If a person knowingly deals with $1 million worth of funds that has been sourced from criminal activity, or if they intend that the money is going to be used to commit a crime, they can be sent to prison for up to 25 years and/or receive a fine of $315,000.
However, if a person recklessly deals with $1 million worth of illegally sourced money a penalty of 12 years imprisonment and/or a fine $151,200 applies. But, if the individual is negligent of the fact the money was gained via crime, they can be sent away for up to 5 years and receive a $63,000 fine.
Section 400.7 of the Criminal Code makes it an offence to deal with the proceeds of crime or property worth more than $1,000. And if convicted of knowingly carrying out this crime, an offender can be sent away for up to 5 years and/or receive a fine of $63,000.
The number of transactions and the period of time when the transactions were made are significant factors that the courts take into consideration when sentencing an offender for the crime of money laundering.
A number of transactions involving smaller amounts of money is generally seen as more serious than just one single transaction involving a large amount, as the latter example is taken as a one-off, isolated offence.
Other important factors a judge will consider is whether the money belongs to the offender or someone else and the degree of planning that went into the criminal operation. And the use of false identities elevates the objective seriousness of an offence.
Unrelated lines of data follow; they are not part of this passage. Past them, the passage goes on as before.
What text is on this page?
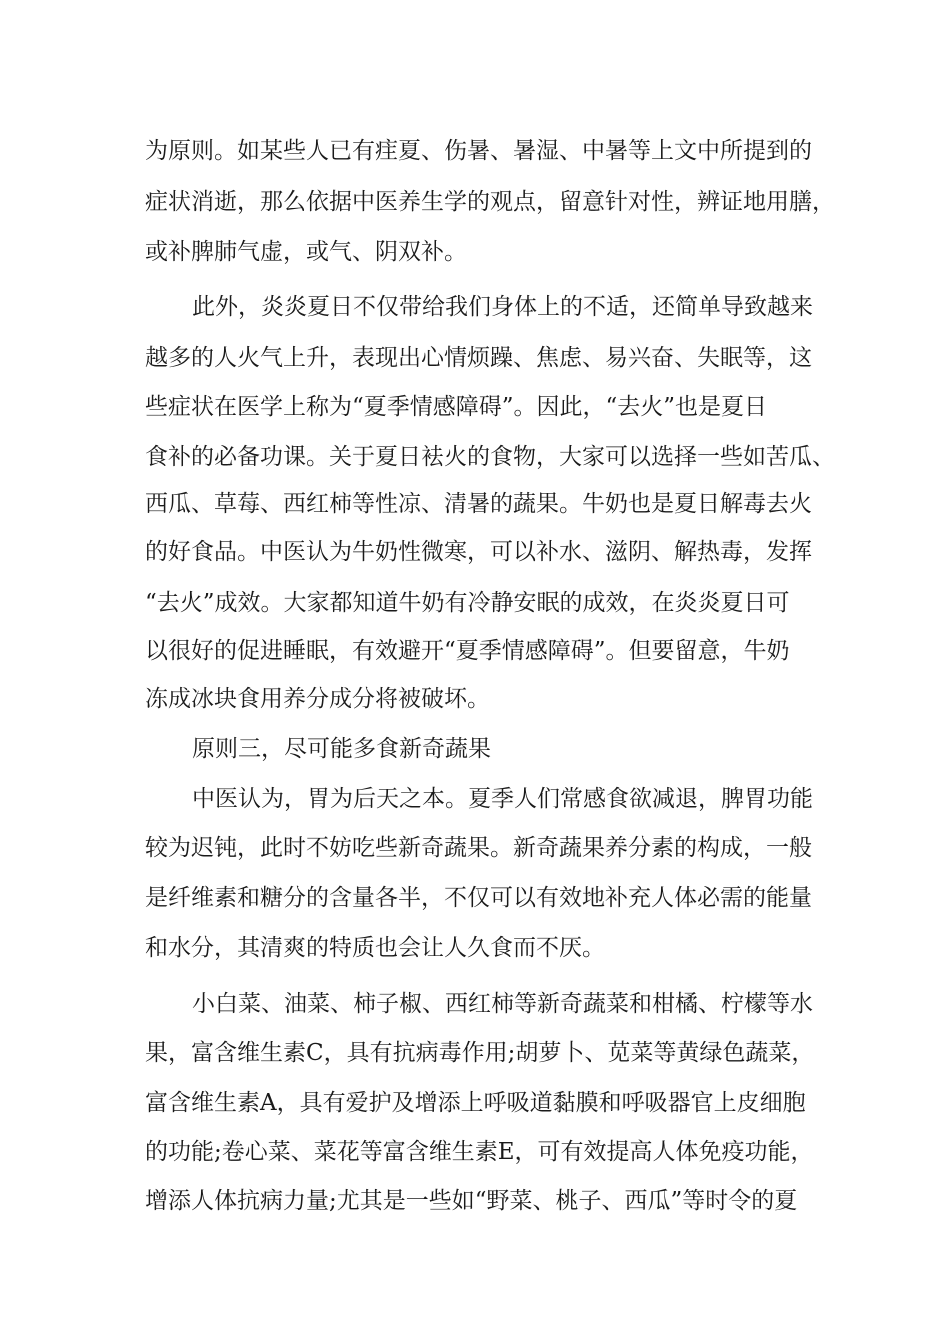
为原则。如某些人已有疰夏、伤暑、暑湿、中暑等上文中所提到的

症状消逝，那么依据中医养生学的观点，留意针对性，辨证地用膳，

或补脾肺气虚，或气、阴双补。

此外，炎炎夏日不仅带给我们身体上的不适，还简单导致越来

越多的人火气上升，表现出心情烦躁、焦虑、易兴奋、失眠等，这

些症状在医学上称为“夏季情感障碍”。因此，“去火”也是夏日

食补的必备功课。关于夏日袪火的食物，大家可以选择一些如苦瓜、

西瓜、草莓、西红柿等性凉、清暑的蔬果。牛奶也是夏日解毒去火

的好食品。中医认为牛奶性微寒，可以补水、滋阴、解热毒，发挥

“去火”成效。大家都知道牛奶有冷静安眠的成效，在炎炎夏日可

以很好的促进睡眠，有效避开“夏季情感障碍”。但要留意，牛奶

冻成冰块食用养分成分将被破坏。

原则三，尽可能多食新奇蔬果

中医认为，胃为后天之本。夏季人们常感食欲减退，脾胃功能

较为迟钝，此时不妨吃些新奇蔬果。新奇蔬果养分素的构成，一般

是纤维素和糖分的含量各半，不仅可以有效地补充人体必需的能量

和水分，其清爽的特质也会让人久食而不厌。

小白菜、油菜、柿子椒、西红柿等新奇蔬菜和柑橘、柠檬等水

果，富含维生素C，具有抗病毒作用;胡萝卜、苋菜等黄绿色蔬菜，

富含维生素A，具有爱护及增添上呼吸道黏膜和呼吸器官上皮细胞

的功能;卷心菜、菜花等富含维生素E，可有效提高人体免疫功能，

增添人体抗病力量;尤其是一些如“野菜、桃子、西瓜”等时令的夏
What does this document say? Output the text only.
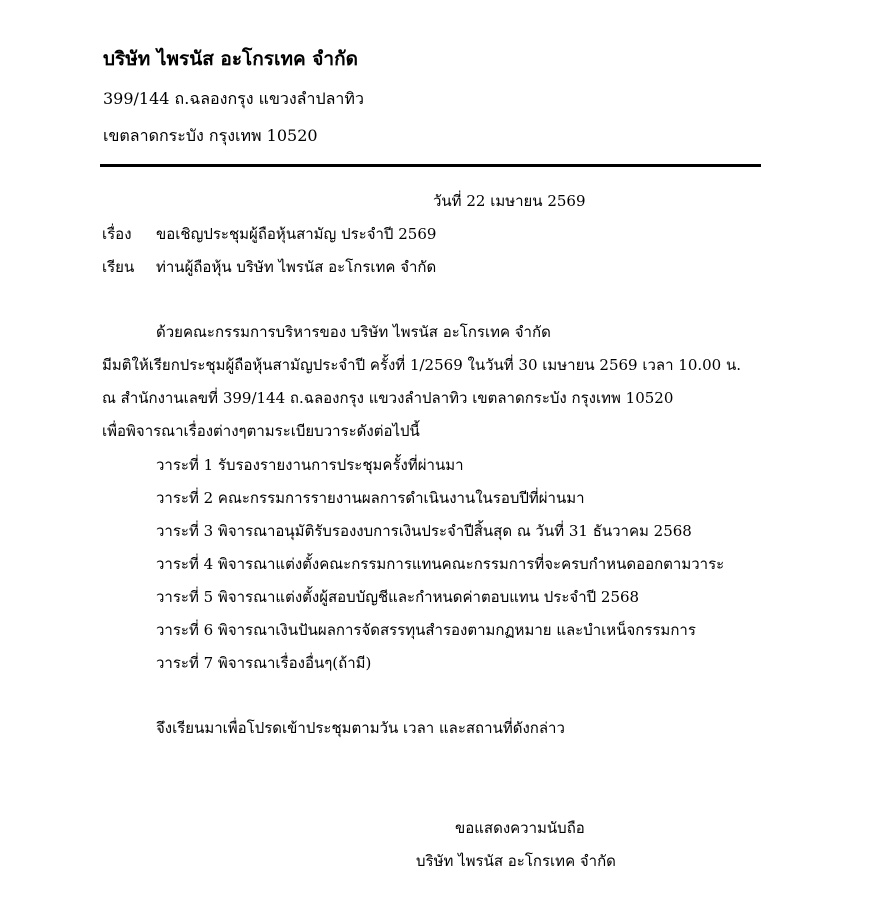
บริษัท ไพรนัส อะโกรเทค จำกัด
399/144 ถ.ฉลองกรุง แขวงลำปลาทิว
เขตลาดกระบัง กรุงเทพ 10520
วันที่ 22 เมษายน 2569
เรื่อง ขอเชิญประชุมผู้ถือหุ้นสามัญ ประจำปี 2569
เรียน ท่านผู้ถือหุ้น บริษัท ไพรนัส อะโกรเทค จำกัด
ด้วยคณะกรรมการบริหารของ บริษัท ไพรนัส อะโกรเทค จำกัด
มีมติให้เรียกประชุมผู้ถือหุ้นสามัญประจำปี ครั้งที่ 1/2569 ในวันที่ 30 เมษายน 2569 เวลา 10.00 น.
ณ สำนักงานเลขที่ 399/144 ถ.ฉลองกรุง แขวงลำปลาทิว เขตลาดกระบัง กรุงเทพ 10520
เพื่อพิจารณาเรื่องต่างๆตามระเบียบวาระดังต่อไปนี้
วาระที่ 1 รับรองรายงานการประชุมครั้งที่ผ่านมา
วาระที่ 2 คณะกรรมการรายงานผลการดำเนินงานในรอบปีที่ผ่านมา
วาระที่ 3 พิจารณาอนุมัติรับรองงบการเงินประจำปีสิ้นสุด ณ วันที่ 31 ธันวาคม 2568
วาระที่ 4 พิจารณาแต่งตั้งคณะกรรมการแทนคณะกรรมการที่จะครบกำหนดออกตามวาระ
วาระที่ 5 พิจารณาแต่งตั้งผู้สอบบัญชีและกำหนดค่าตอบแทน ประจำปี 2568
วาระที่ 6 พิจารณาเงินปันผลการจัดสรรทุนสำรองตามกฏหมาย และบำเหน็จกรรมการ
วาระที่ 7 พิจารณาเรื่องอื่นๆ(ถ้ามี)
จึงเรียนมาเพื่อโปรดเข้าประชุมตามวัน เวลา และสถานที่ดังกล่าว
ขอแสดงความนับถือ
บริษัท ไพรนัส อะโกรเทค จำกัด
Justice Barr also stated in Li that although the number of money laundering cases the NSWCCA has been dealing with is growing, “it is still small”, so an “appropriate sentencing practice” has not yet developed.
But, the crime of money laundering is seen as a very serious offence, so the judiciary tends to impose tough sentences for anyone who breaks this law. And deterring others from partaking in this behaviour is of particular relevance for a judge when handing down a sentence for this crime.
Money working for him
In relation to the identity theft and money laundering syndicate Mr Patel was arrested over last week, NSW police said that it’s expecting to make more arrests and that further investigations will result in the uncovering of more victims.
Patel was released on bail last week and he has to appear in Blacktown Local Court on 11 April. And, while it seems to have been removed now, at the time he was arrested, his Facebook page said that he was in a process to not work for money, but to make money work for him.
Although, it seems that money has actually led him down a path that will probably result in his loss of liberty for a number of years.